Each step of the process happened slowly, but I was assured in the fact that the testing would be thorough as the hospital had more resources than the urgent care or doctor’s office. Eventually, two nurses came to roll me upstairs for a CT scan. It was disorienting, being taken through various doors, winding around corners and down hallways, up the elevator, and into a room with strange machines. Declan, the technician, helped ease my confusion. He gently walked me through the process of the scan as they set me up, explaining that he was injecting a dye into my IV to help get better images of my organs, and that it might feel warm.

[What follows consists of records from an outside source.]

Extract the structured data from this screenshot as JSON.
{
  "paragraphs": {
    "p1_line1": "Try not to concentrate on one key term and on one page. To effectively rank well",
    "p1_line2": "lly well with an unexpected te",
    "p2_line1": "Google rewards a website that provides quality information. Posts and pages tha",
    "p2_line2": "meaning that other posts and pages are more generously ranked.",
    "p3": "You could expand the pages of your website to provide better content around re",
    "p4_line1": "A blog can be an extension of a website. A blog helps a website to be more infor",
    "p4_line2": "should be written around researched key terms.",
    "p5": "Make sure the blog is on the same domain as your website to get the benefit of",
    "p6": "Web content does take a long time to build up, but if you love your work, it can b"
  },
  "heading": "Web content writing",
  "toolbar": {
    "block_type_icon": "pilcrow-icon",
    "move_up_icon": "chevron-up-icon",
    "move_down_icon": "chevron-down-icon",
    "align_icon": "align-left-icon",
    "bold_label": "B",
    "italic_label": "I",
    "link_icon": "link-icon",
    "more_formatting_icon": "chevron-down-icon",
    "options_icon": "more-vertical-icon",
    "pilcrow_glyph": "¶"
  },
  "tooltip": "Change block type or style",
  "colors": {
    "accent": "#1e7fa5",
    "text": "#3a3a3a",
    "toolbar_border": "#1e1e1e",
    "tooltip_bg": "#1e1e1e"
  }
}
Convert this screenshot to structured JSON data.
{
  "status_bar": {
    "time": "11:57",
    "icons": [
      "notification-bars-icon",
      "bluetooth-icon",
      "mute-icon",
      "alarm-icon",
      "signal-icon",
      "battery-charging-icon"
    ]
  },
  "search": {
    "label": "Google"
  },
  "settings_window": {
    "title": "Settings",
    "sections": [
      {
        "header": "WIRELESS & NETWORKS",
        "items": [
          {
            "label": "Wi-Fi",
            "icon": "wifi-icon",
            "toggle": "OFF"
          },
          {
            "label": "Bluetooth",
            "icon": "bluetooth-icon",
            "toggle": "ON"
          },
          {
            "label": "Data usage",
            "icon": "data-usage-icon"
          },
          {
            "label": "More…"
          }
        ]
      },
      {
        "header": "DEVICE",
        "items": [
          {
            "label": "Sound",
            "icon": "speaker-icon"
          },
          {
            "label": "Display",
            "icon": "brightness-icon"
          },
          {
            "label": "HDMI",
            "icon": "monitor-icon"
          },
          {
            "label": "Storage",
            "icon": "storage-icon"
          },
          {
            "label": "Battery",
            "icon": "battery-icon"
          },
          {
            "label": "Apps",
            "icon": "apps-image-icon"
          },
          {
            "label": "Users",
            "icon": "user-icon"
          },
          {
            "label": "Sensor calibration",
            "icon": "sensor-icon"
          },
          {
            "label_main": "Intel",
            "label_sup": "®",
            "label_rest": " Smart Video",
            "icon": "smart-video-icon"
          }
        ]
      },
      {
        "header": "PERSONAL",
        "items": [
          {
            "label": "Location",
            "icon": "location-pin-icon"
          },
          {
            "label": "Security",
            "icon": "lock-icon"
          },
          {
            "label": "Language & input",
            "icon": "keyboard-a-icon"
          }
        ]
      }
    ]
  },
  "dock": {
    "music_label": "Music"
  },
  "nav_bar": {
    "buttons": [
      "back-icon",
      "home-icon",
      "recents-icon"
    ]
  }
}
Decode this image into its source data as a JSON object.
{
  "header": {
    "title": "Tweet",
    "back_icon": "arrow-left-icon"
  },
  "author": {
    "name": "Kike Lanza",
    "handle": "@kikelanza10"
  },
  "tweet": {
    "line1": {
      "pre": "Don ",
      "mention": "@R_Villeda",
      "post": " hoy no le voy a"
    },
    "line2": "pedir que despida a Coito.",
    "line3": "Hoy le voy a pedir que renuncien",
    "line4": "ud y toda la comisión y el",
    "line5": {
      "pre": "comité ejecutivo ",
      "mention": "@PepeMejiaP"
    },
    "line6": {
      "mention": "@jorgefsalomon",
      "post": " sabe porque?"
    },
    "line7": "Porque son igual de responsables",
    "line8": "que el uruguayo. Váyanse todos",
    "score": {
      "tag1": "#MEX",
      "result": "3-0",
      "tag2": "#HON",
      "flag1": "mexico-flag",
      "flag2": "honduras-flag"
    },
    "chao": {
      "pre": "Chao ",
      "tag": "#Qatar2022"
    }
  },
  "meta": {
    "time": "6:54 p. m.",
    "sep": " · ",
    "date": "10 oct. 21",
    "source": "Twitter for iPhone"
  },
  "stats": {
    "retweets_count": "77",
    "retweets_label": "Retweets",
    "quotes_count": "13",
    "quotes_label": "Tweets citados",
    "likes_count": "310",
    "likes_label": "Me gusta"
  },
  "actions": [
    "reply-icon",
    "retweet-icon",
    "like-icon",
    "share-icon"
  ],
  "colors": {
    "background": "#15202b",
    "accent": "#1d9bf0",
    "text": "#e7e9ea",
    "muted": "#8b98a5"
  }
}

My limbs started to feel hot and tingly as everyone retreated from the room, but it was like bright lights around my organs for them, so I knew answers were on the way. And they were. Back in my little ER cube, the doctor stopped in to confirm that I had a pelvic mass around my right ovary. They couldn’t tell me what it was yet, but I was sent for a second CT and an ultrasound to get a better picture, and I was set to have surgery the very next day.
Finally, my parents and I felt like we could relax. We had an answer to my pain. And even better, there was a quick and easy solution. “I bet it’s a cyst,” I told my mom, and mostly myself. My own sister had been to the ER herself for a cyst, and she got laparoscopic surgery to treat it and was able to head home soon after. I knew they were common, which was almost more frustrating. Ovarian problems and pain are common. Why hadn’t the multiple other doctors I had seen considered that? I still didn’t understand why I had been ordered an x-ray, not a CT, and an ultrasound that almost reached my ribs, not my pelvis. Partly, I realize there were resource constraints based on the different offices I went to, and I acknowledge that. But mostly I think it was misunderstanding and ignorance from the doctors who saw an otherwise healthy young woman and weren’t more thorough in identifying the cause of what they say to be, just some harmless bloating.